0

I have a bunch of XML text that I need to iterate over and extract some data. I know Regex is not the best way to go about it but the data I need to extract is minimal and I was successfully able to do it through Regex. The issue I am facing is I need that data to appear in order. The data below is what I am extracting info from but I need to do it paragraph wise so need to iterate over the pnum=1, pnum=2 .... values that mark the beginning of that particular paragraph. How do I iterate over this using regex? Will regex lookarounds help in this?

First Paragraph:

<p pnum=1>
<s snum=1>
<wf cmd=done pos=NN lemma=committee wnsn=1 lexsn=1:14:00::>Committee</wf>
<wf cmd=done pos=NN lemma=approval wnsn=1 lexsn=1:04:02::>approval</wf>
<wf cmd=ignore pos=IN>of</wf>
<wf cmd=done rdf=person pos=NNP lemma=person wnsn=1 lexsn=1:03:00:: pn=person>Gov._Price_Daniel</wf>
<wf cmd=done pos=NN lemma=banker wnsn=1 lexsn=1:18:00::>bankers</wf>
<punc>.</punc>
</s>
</p>

Second paragraph:

<p pnum=2>
<s snum=2>
<wf cmd=done rdf=person pos=NNP lemma=person wnsn=1 lexsn=1:03:00:: pn=person>Daniel</wf>
<wf cmd=done pos=RB lemma=personally wnsn=1 lexsn=4:02:01::>personally</wf>
<wf cmd=done pos=VB lemma=lead wnsn=7 lexsn=2:41:00::>led</wf>
<punc>.</punc>
</s>
</p>
serendipity
  • 852
  • 13
  • 32
  • 1
    One does not simply parses xml with regex [for these reasons.](http://stackoverflow.com/questions/1732348/regex-match-open-tags-except-xhtml-self-contained-tags) – Mohammad Yusuf Feb 03 '17 at 06:36
  • 1
    Iterating over XML using regex would be a bit like trying to get around Midtown Manhattan using a snowboard.
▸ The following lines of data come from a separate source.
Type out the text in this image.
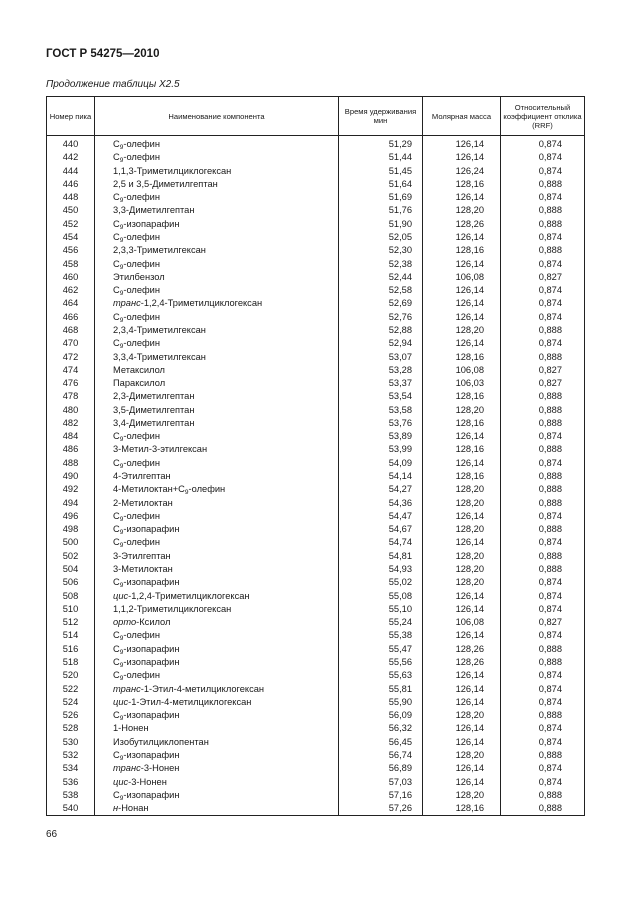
ГОСТ Р 54275—2010
Продолжение таблицы Х2.5
Номер пика	Наименование компонента	Время удерживания мин	Молярная масса	Относительный коэффициент отклика (RRF)
440	$C_9$-олефин	51,29	126,14	0,874
442	$C_9$-олефин	51,44	126,14	0,874
444	1,1,3-Триметилциклогексан	51,45	126,24	0,874
446	2,5 и 3,5-Диметилгептан	51,64	128,16	0,888
448	$C_9$-олефин	51,69	126,14	0,874
450	3,3-Диметилгептан	51,76	128,20	0,888
452	$C_9$-изопарафин	51,90	128,26	0,888
454	$C_9$-олефин	52,05	126,14	0,874
456	2,3,3-Триметилгексан	52,30	128,16	0,888
458	$C_9$-олефин	52,38	126,14	0,874
460	Этилбензол	52,44	106,08	0,827
462	$C_9$-олефин	52,58	126,14	0,874
464	транс-1,2,4-Триметилциклогексан	52,69	126,14	0,874
466	$C_9$-олефин	52,76	126,14	0,874
468	2,3,4-Триметилгексан	52,88	128,20	0,888
470	$C_9$-олефин	52,94	126,14	0,874
472	3,3,4-Триметилгексан	53,07	128,16	0,888
474	Метаксилол	53,28	106,08	0,827
476	Параксилол	53,37	106,03	0,827
478	2,3-Диметилгептан	53,54	128,16	0,888
480	3,5-Диметилгептан	53,58	128,20	0,888
482	3,4-Диметилгептан	53,76	128,16	0,888
484	$C_9$-олефин	53,89	126,14	0,874
486	3-Метил-3-этилгексан	53,99	128,16	0,888
488	$C_9$-олефин	54,09	126,14	0,874
490	4-Этилгептан	54,14	128,16	0,888
492	$4-Метилоктан+C_9$-олефин	54,27	128,20	0,888
494	2-Метилоктан	54,36	128,20	0,888
496	$C_9$-олефин	54,47	126,14	0,874
498	$C_9$-изопарафин	54,67	128,20	0,888
500	$C_9$-олефин	54,74	126,14	0,874
502	3-Этилгептан	54,81	128,20	0,888
504	3-Метилоктан	54,93	128,20	0,888
506	$C_9$-изопарафин	55,02	128,20	0,874
508	цис-1,2,4-Триметилциклогексан	55,08	126,14	0,874
510	1,1,2-Триметилциклогексан	55,10	126,14	0,874
512	орто-Ксилол	55,24	106,08	0,827
514	$C_9$-олефин	55,38	126,14	0,874
516	$C_9$-изопарафин	55,47	128,26	0,888
518	$C_9$-изопарафин	55,56	128,26	0,888
520	$C_9$-олефин	55,63	126,14	0,874
522	транс-1-Этил-4-метилциклогексан	55,81	126,14	0,874
524	цис-1-Этил-4-метилциклогексан	55,90	126,14	0,874
526	$C_9$-изопарафин	56,09	128,20	0,888
528	1-Нонен	56,32	126,14	0,874
530	Изобутилциклопентан	56,45	126,14	0,874
532	$C_9$-изопарафин	56,74	128,20	0,888
534	транс-3-Нонен	56,89	126,14	0,874
536	цис-3-Нонен	57,03	126,14	0,874
538	$C_9$-изопарафин	57,16	128,20	0,888
540	н-Нонан	57,26	128,16	0,888
66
Could it be done? Yes, possibly, but much better to use an XML parser here. – Tim Biegeleisen Feb 03 '17 at 06:36
  • @MYGz Yes. I have read this post several times. But like I said what I need to extract is minimal so I could do with regex rather than used specialized xml tools and libraries. – serendipity Feb 03 '17 at 06:38
  • @serendipity Okay. Do you want to extract `

    ....

    ` from a larger text?
    – Mohammad Yusuf Feb 03 '17 at 06:40
  • @MYGz Yes..just the

    bit so that whatever I extract from this portion shows up in the same line and the next paragraph's info on the next..so on and so forth.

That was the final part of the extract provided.